La mayor parte de esta basura es de pequeño
tamaño y por lo tanto no se puede detectar desde la
Tierra. Los de mayor tamaño que ya se han ubicado,
suman más de 20.000. Hasta ahora los accidentes habían
sido pequeños, pero por primera vez se constató
una colisión que destruyó parte de un satélite
y que prácticamente lo inutilizó. Se trata de
un satélite espía francés llamado Cerise,
que costó 20 millones de dólares y que fue lanzado
en Julio de 1999. Se había programado que durara dos
años en funcionamiento.
El satélite chocó con un trozo
del cohete Ariane, que viajaba a una altura de 700 kilómetros,
a una velocidad de 50.000 kilómetros por hora. En un
primer momento los franceses sólo se percataron que
el satélite estaba girando fuera de su curso. Fue mas
tarde, y con la ayuda de la NASA, que se comprobó que
había chocado con esa basura.

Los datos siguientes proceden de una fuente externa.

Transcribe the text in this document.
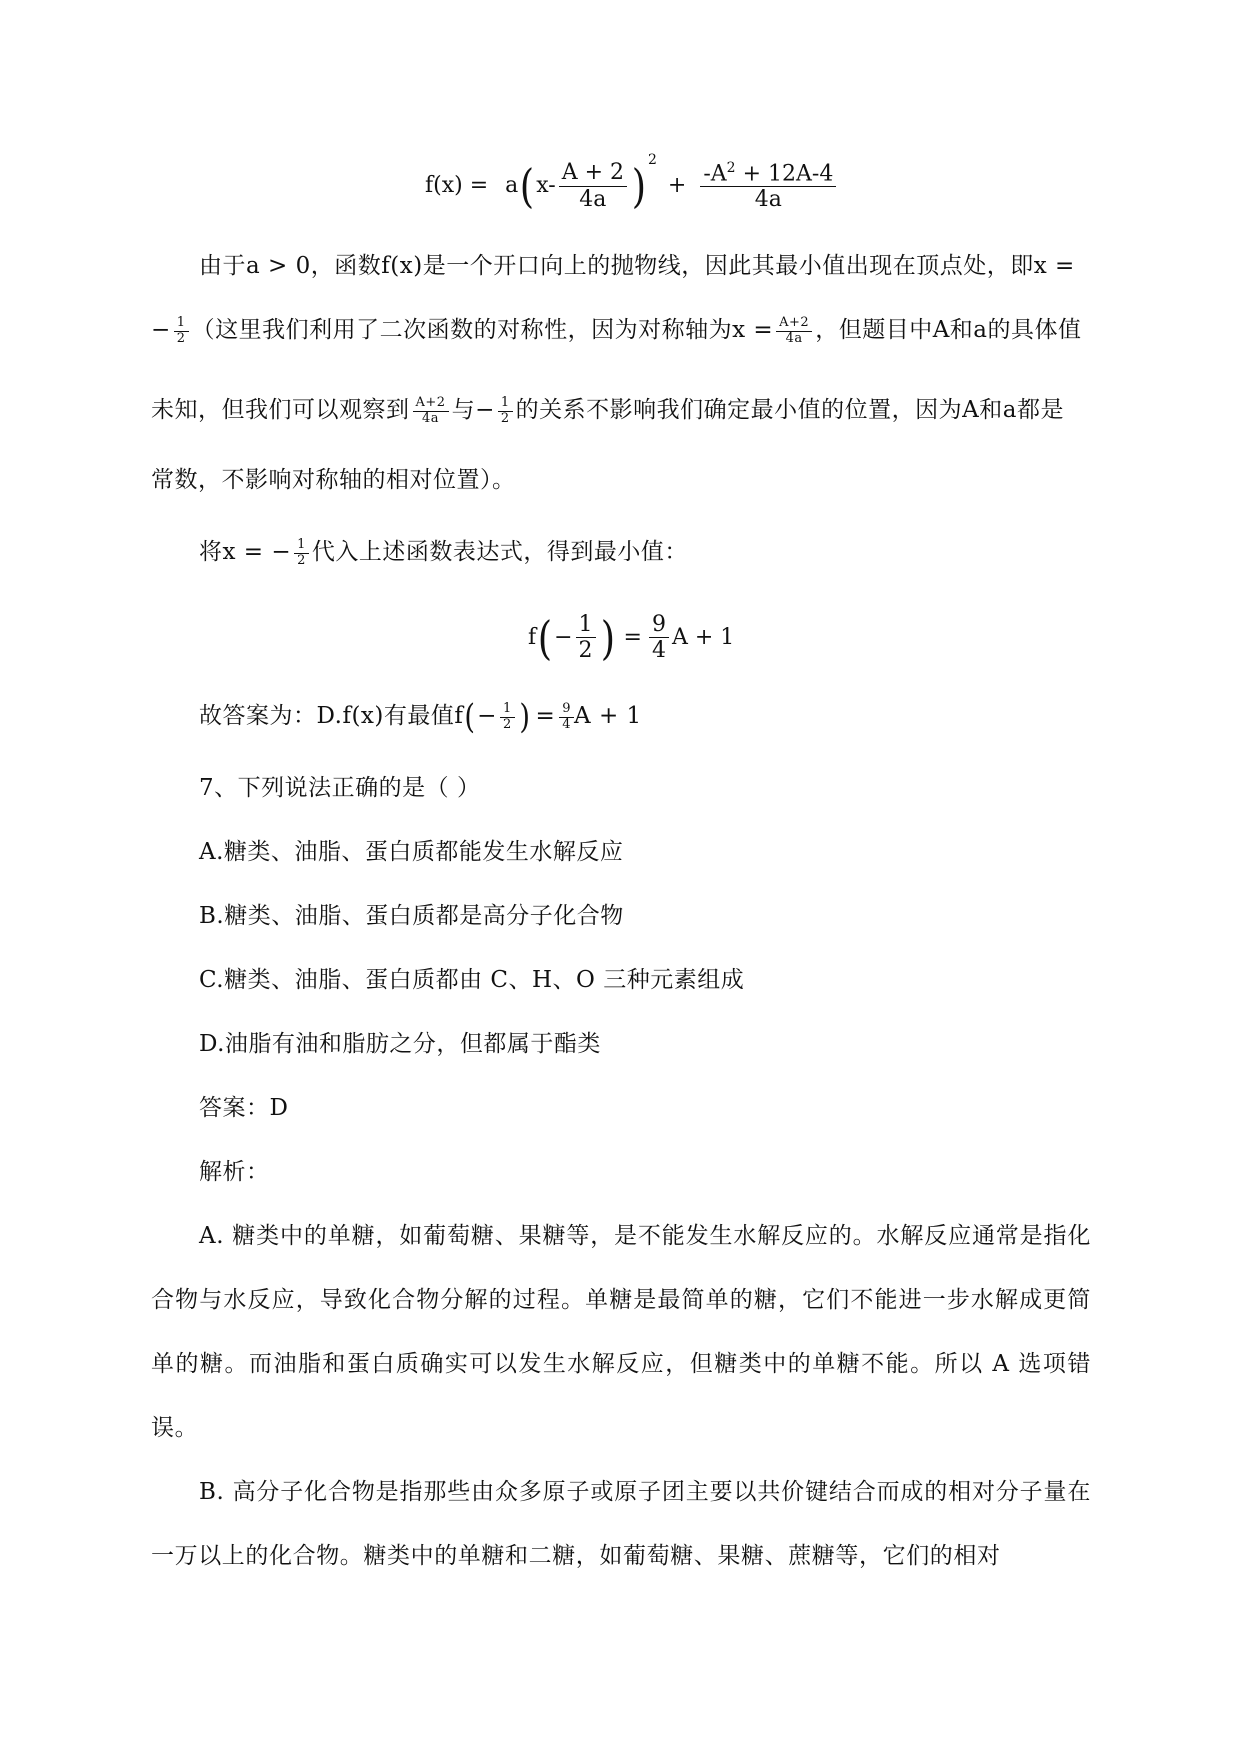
$f(x) = a(x- \frac{A + 2}{4a}$ ) $^2 + \frac{-A^2 + 12A-4}{4a}$
由于a > 0，函数f(x)是一个开口向上的抛物线，因此其最小值出现在顶点处，即x =
− $\frac{1}{2}$ （这里我们利用了二次函数的对称性，因为对称轴为$x = \frac{A+2}{4a}$ ，但题目中A和a的具体值
未知，但我们可以观察到 $\frac{A+2}{4a}$ 与− $\frac{1}{2}$ 的关系不影响我们确定最小值的位置，因为A和a都是
常数，不影响对称轴的相对位置）。
将x = − $\frac{1}{2}$ 代入上述函数表达式，得到最小值：
$f(- \frac{1}{2}$ ) = $\frac{9}{4}$ A + 1
故答案为：D.f(x)有最值$f(- \frac{1}{2}$ ) = $\frac{9}{4}$ A + 1
7、下列说法正确的是（ ）
A.糖类、油脂、蛋白质都能发生水解反应
B.糖类、油脂、蛋白质都是高分子化合物
C.糖类、油脂、蛋白质都由 C、H、O 三种元素组成
D.油脂有油和脂肪之分，但都属于酯类
答案：D
解析：
A. 糖类中的单糖，如葡萄糖、果糖等，是不能发生水解反应的。水解反应通常是指化合物与水反应，导致化合物分解的过程。单糖是最简单的糖，它们不能进一步水解成更简单的糖。而油脂和蛋白质确实可以发生水解反应，但糖类中的单糖不能。所以 A 选项错误。
B. 高分子化合物是指那些由众多原子或原子团主要以共价键结合而成的相对分子量在一万以上的化合物。糖类中的单糖和二糖，如葡萄糖、果糖、蔗糖等，它们的相对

Para consuelo de los
franceses, de poco les habría servido de que hubieran
sido advertidos con anterioridad de la eminencia del choque,
ya que no se podía hacer nada para impedirlo, porque
tampoco era posible maniobrar para esquivar el impacto.
El satélite Cerise quedó
girando sobre sí mismo, como una nave sin timón.
Con todo, los controladores piensan que se podría volver
a estabilizar usando los electromagnetos del satélite,
de modo que interactúen con los campos electromagnéticos
de la Tierra. Los técnicos creen que, en todo caso,
tomará más de un mes sólo el reescribir
el software que controla los electromagnetos.